Büyüklerin Edebi

Hikâyeler

Birine ihsanda bulunmak, güzel bir hayırdır. Ancak bu ihsanı, onu mahcup etmeden nezaket ve letafetle yapmak, diğer bir ifâdeyle ihsânı ihsanla yapmak da bir asalettir, efendiliktir.

“Yaşadığı yılların Nasreddin Hocası olarak tanınan meşhur Ruh ve Sinir Hastalıkları doktoru Mazhar Osman, iyi bir hoca ve idareci olmasının yanında, son derece nazik ve zarif bir insandır.

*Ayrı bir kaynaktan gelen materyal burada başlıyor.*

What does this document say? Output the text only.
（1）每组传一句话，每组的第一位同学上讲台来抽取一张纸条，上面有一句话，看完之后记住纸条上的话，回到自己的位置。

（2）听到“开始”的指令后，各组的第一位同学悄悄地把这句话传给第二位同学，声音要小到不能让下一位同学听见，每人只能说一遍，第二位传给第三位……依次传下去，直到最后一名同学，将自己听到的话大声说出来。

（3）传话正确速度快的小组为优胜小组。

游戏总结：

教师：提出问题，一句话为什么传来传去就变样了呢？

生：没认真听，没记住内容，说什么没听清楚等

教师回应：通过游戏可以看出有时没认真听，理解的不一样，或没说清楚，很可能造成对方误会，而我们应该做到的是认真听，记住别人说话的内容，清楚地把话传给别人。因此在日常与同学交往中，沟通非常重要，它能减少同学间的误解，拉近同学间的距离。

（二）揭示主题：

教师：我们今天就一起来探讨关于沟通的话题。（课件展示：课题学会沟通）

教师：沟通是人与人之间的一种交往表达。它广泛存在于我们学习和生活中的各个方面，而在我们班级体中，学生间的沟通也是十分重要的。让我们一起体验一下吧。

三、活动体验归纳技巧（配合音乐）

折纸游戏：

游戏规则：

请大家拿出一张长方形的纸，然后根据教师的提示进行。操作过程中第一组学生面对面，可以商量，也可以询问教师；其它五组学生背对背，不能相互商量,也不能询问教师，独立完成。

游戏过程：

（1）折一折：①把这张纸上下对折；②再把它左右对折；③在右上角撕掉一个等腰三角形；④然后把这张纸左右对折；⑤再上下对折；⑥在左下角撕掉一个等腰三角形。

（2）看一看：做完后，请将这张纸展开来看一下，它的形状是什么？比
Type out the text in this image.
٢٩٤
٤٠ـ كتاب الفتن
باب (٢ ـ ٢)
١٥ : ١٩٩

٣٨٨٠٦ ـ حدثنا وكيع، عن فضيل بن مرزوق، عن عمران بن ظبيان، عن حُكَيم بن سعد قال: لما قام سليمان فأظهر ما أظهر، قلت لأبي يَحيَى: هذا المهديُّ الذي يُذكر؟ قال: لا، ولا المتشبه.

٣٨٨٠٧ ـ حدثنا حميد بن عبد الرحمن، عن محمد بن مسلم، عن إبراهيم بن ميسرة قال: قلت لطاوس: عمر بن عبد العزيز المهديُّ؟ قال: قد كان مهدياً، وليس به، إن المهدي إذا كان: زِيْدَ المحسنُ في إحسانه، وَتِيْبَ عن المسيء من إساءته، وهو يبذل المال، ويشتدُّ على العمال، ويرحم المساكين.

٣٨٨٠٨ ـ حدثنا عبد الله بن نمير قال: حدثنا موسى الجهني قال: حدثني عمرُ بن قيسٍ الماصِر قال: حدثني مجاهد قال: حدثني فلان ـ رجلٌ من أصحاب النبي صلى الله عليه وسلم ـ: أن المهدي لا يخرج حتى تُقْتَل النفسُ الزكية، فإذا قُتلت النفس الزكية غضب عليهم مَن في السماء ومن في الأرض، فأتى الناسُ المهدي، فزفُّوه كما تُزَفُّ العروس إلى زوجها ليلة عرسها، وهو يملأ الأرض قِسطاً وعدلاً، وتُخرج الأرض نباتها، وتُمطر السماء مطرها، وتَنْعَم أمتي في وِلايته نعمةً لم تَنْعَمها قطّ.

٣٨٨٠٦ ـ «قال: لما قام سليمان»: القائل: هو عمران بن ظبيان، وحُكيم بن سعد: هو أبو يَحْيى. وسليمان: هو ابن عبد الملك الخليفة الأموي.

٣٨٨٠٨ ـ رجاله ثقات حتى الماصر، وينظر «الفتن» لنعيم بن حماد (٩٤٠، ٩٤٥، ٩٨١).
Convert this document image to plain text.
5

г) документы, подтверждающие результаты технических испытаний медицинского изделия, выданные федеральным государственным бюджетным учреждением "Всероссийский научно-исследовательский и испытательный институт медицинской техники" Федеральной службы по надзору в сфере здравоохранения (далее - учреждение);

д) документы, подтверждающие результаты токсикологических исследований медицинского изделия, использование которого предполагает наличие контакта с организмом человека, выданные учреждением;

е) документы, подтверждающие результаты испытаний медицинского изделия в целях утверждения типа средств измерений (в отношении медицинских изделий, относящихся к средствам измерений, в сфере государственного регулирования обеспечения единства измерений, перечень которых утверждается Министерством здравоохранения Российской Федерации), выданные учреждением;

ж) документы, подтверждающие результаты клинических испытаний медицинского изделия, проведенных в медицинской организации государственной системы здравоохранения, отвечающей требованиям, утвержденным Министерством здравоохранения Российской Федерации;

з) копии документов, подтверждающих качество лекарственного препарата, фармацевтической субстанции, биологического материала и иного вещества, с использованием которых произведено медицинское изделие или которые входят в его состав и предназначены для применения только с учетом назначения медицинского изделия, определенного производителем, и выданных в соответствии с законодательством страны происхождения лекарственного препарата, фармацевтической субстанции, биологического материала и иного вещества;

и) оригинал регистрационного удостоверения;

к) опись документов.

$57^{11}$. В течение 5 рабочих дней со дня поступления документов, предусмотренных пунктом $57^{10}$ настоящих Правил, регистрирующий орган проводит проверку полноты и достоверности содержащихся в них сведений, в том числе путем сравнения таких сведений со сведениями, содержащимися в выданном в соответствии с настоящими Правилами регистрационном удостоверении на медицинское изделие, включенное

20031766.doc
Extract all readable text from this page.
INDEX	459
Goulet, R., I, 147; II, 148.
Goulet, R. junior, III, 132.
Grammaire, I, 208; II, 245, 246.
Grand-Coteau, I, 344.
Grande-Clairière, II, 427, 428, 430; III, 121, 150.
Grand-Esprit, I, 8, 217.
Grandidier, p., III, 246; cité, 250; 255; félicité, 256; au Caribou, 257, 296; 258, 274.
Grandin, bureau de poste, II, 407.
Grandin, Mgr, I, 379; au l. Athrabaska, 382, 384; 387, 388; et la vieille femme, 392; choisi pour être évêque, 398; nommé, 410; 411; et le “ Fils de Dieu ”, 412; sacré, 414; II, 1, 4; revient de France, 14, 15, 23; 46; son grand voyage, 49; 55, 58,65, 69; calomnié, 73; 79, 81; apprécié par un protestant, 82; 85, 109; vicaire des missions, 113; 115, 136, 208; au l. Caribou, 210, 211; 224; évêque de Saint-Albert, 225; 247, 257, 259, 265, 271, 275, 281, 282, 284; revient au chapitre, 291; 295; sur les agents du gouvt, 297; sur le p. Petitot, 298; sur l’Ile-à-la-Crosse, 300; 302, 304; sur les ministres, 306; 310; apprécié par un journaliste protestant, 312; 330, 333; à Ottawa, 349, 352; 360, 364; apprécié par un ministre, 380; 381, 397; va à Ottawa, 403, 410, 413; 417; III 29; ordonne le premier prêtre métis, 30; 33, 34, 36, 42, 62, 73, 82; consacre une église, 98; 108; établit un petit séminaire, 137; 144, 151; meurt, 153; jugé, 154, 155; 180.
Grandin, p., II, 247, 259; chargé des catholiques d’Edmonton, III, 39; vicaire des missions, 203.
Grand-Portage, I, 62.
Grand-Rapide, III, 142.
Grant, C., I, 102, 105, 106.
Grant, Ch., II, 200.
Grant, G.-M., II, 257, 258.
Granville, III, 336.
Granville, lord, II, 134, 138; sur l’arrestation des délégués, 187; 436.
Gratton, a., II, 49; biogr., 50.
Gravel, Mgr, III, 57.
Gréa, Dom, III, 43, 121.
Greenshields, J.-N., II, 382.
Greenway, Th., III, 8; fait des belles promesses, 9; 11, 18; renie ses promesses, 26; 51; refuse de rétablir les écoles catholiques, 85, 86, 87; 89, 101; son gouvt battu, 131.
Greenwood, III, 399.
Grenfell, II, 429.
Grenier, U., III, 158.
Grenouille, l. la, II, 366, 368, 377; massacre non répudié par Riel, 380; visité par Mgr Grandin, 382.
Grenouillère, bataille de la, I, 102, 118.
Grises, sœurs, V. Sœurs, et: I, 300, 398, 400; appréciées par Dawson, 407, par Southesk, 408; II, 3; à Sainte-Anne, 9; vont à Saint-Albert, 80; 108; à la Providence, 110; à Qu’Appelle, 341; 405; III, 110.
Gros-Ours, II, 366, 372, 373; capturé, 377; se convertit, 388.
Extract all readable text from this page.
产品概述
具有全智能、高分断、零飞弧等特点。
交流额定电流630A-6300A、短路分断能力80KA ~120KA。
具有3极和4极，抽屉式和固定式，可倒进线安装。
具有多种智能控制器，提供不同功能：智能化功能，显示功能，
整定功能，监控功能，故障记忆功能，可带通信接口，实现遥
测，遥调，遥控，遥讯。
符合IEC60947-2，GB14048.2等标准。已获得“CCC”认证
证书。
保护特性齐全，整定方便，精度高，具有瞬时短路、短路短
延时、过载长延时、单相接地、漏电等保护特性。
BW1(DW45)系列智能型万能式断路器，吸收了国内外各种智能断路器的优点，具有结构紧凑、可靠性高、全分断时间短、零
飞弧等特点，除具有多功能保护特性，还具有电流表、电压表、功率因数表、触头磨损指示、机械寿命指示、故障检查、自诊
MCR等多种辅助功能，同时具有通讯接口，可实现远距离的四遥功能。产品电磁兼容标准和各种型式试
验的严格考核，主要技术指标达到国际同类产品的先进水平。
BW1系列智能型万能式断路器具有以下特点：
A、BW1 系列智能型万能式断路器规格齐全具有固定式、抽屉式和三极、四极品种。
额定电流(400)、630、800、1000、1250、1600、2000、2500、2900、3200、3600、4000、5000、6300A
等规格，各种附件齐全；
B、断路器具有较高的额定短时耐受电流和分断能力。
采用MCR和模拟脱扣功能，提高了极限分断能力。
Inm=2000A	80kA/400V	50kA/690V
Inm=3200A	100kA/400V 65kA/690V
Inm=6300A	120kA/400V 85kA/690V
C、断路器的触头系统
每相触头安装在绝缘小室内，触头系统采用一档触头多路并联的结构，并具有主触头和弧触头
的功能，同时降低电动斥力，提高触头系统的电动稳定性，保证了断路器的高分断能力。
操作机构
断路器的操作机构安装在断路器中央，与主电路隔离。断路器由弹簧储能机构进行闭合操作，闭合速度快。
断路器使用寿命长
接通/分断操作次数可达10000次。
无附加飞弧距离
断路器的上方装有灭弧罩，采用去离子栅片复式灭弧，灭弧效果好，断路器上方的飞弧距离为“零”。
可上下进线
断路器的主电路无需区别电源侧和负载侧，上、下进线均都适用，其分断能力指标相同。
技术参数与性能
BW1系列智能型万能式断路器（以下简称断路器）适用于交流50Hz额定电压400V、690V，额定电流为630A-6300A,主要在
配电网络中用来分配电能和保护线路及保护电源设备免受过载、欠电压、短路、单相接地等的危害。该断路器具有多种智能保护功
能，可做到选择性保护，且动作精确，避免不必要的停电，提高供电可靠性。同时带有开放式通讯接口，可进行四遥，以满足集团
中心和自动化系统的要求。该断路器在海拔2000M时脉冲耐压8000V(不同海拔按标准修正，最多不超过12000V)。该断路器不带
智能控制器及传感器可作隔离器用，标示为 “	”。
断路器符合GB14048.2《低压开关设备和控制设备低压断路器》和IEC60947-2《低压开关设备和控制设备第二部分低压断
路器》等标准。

Bir bayram kendisini ziyaret eden Prof. Dr. Ayhan Songar’a:

“Evladım sana bir zarf vereyim, zahmet olacak ama onu üstünde yazılı olan adrese bırakıver.” ricasında bulunur.

Songar Hoca, ziyaretten sonra kendi kendine:

“Yahu bayram diye geldik elini öpmeye, bizi Cağaloğlu’ndan taa Karaköy’e yoracak.” deyip çar nâçar zarfın üzerindeki “Terzi Andreo Menos” isminin bulunduğu adrese gidip zarfı teslim eder..

Zarfı teslim ederken de:

“Bunu Mazhar Osman bey gönderdi, bir şey diyor musunuz?” diye sorar. Menos Efendi zarfı açıp okuyunca, mektupta,

“Bu mektubu getiren delikanlıya benim hesabımdan, bayram hediyesi İngiliz kumaşı bir elbise yapınız.” diye yazdığını görür ve gereğini yerine getirir.

Songar hoca, bu âlicenap davranış karşısında son derece mahcup olduğunu dostlarına anlatırdı.”[1]

[1] İbrahim Refik, Tarih Şuuruna Doğru, IV, 187.